Getting this error when trying to reindex old indexes (which were created in 5.6.x) thru Kibana's 7.0 Upgrade Assistant:
[mapper_parsing_exception][include_in_all] is not allowed for indices created on or after version 6.0 .0 as [_all] is deprecated.

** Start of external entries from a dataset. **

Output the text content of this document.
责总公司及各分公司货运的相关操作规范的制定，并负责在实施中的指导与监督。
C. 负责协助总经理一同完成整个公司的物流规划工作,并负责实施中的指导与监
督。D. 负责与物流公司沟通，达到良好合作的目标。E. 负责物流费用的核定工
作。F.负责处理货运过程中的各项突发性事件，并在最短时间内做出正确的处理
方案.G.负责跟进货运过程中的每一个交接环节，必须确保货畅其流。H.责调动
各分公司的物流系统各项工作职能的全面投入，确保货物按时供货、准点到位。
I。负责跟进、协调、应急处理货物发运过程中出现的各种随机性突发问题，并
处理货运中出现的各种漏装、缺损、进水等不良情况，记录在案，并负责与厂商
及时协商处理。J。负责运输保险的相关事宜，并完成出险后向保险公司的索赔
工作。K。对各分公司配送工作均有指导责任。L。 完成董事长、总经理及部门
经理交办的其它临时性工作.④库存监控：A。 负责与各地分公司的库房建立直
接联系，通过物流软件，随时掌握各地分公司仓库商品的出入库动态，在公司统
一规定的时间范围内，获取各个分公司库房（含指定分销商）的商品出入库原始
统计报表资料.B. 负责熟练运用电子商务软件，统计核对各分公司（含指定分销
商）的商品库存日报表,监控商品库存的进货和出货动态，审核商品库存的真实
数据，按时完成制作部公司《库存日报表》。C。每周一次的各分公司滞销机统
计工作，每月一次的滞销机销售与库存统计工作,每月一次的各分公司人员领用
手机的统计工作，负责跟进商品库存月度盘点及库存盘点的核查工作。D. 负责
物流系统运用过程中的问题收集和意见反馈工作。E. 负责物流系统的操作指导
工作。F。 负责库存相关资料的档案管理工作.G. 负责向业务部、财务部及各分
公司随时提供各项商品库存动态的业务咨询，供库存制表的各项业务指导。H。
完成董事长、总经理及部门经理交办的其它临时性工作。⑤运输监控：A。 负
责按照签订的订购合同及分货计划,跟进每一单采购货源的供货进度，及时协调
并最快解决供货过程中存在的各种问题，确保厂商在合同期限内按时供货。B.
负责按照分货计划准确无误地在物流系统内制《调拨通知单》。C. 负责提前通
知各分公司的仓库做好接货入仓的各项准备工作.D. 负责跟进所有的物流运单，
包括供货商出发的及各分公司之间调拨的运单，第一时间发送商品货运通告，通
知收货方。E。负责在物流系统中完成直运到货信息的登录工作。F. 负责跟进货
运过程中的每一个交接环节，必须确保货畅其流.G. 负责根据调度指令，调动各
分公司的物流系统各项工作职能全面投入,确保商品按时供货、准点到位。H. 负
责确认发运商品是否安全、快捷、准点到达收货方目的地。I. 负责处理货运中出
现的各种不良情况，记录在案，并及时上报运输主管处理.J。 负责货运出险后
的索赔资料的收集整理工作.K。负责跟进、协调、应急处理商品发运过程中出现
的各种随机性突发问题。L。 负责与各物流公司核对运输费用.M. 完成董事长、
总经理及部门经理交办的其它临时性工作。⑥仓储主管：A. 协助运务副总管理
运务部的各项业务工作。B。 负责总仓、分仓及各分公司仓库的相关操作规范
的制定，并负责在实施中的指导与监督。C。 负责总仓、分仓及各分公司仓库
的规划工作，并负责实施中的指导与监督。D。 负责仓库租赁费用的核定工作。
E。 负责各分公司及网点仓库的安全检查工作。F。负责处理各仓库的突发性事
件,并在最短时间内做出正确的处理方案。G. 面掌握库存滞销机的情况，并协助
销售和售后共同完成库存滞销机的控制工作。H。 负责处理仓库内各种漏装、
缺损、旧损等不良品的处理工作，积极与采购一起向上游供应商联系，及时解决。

As a replacement, you can use an [copy_to] on mapping fields to create your own catch all field.::
{
"path": "/reindexed-v6-logstash-2019.01.05",
"query": {},
"body": "{\"settings\":{\"index.number_of_replicas\":\"0\",\"index.number_of_shards\":\"5\",\"index.priority\":\"100\",\"index.refresh_interval\":\"5s\"},\"mappings\":{\"syslog\":{\"dynamic_templates\":[{\"message_field\":{\"path_match\":\"message\",\"match_mapping_type\":\"string\",\"mapping\":{\"norms\":false,\"type\":\"text\"}}},{\"string_fields\":{\"match\":\"*\",\"match_mapping_type\":\"string\",\"mapping\":{\"fields\":{\"keyword\":{\"type\":\"keyword\"}},\"norms\":false,\"type\":\"text\"}}}],\"properties\":{\"@timestamp\":{\"type\":\"date\",\"include_in_all\":false},\"@version\":{\"type\":\"keyword\",\"include_in_all\":false},\"Amps\":{\"type\":\"float\"},\"LegNum\":{\"type\":\"long\"},\"PDUName\":{\"type\":\"text\",\"norms\":false,\"fields\":{\"keyword\":{\"type\":\"keyword\"}}},\"geoip\":{\"dynamic\":\"true\",\"properties\":{\"ip\":{\"type\":\"ip\"},\"latitude\":{\"type\":\"half_float\"},\"location\":{\"type\":\"geo_point\"},\"longitude\":{\"type\":\"half_float\"}}},\"host\":{\"type\":\"text\",\"norms\":false,\"fields\":{\"keyword\":{\"type\":\"keyword\"}}},\"logsource\":{\"type\":\"text\",\"norms\":false,\"fields\":{\"keyword\":{\"type\":\"keyword\"}}},\"message\":{\"type\":\"text\",\"norms\":false},\"pid\":{\"type\":\"text\",\"norms\":false,\"fields\":{\"keyword\":{\"type\":\"keyword\"}}},\"port\":{\"type\":\"long\"},\"program\":{\"type\":\"text\",\"norms\":false,\"fields\":{\"keyword\":{\"type\":\"keyword\"}}},\"raw_input\":{\"type\":\"text\",\"norms\":false,\"fields\":{\"keyword\":{\"type\":\"keyword\"}}},\"type\":{\"type\":\"text\",\"norms\":false,\"fields\":{\"keyword\":{\"type\":\"keyword\"}}}}}}}",
"statusCode": 400,
"response": "{\"error\":{\"root_cause\":[{\"type\":\"mapper_parsing_exception\",\"reason\":\"[include_in_all] is not allowed for indices created on or after version 6.0.0 as [_all] is deprecated. As a replacement, you can use an [copy_to] on mapping fields to create your own catch all field.\"}],\"type\":\"mapper_parsing_exception\",\"reason\":\"Failed to parse mapping [syslog]: [include_in_all] is not allowed for indices created on or after version 6.0.0 as [_all] is deprecated. As a replacement, you can use an [copy_to] on mapping fields to create your own catch all field.\",\"caused_by\":{\"type\":\"mapper_parsing_exception\",\"reason\":\"[include_in_all] is not allowed for indices created on or after version 6.0.0 as [_all] is deprecated. As a replacement, you can use an [copy_to] on mapping fields to create your own catch all field.\"}},\"status\":400}"
}
Looks like it's because it's trying to apply the syslog mapping which still has "_all" in it... How can I alter this mapping, so that I can successfully reindex these older files?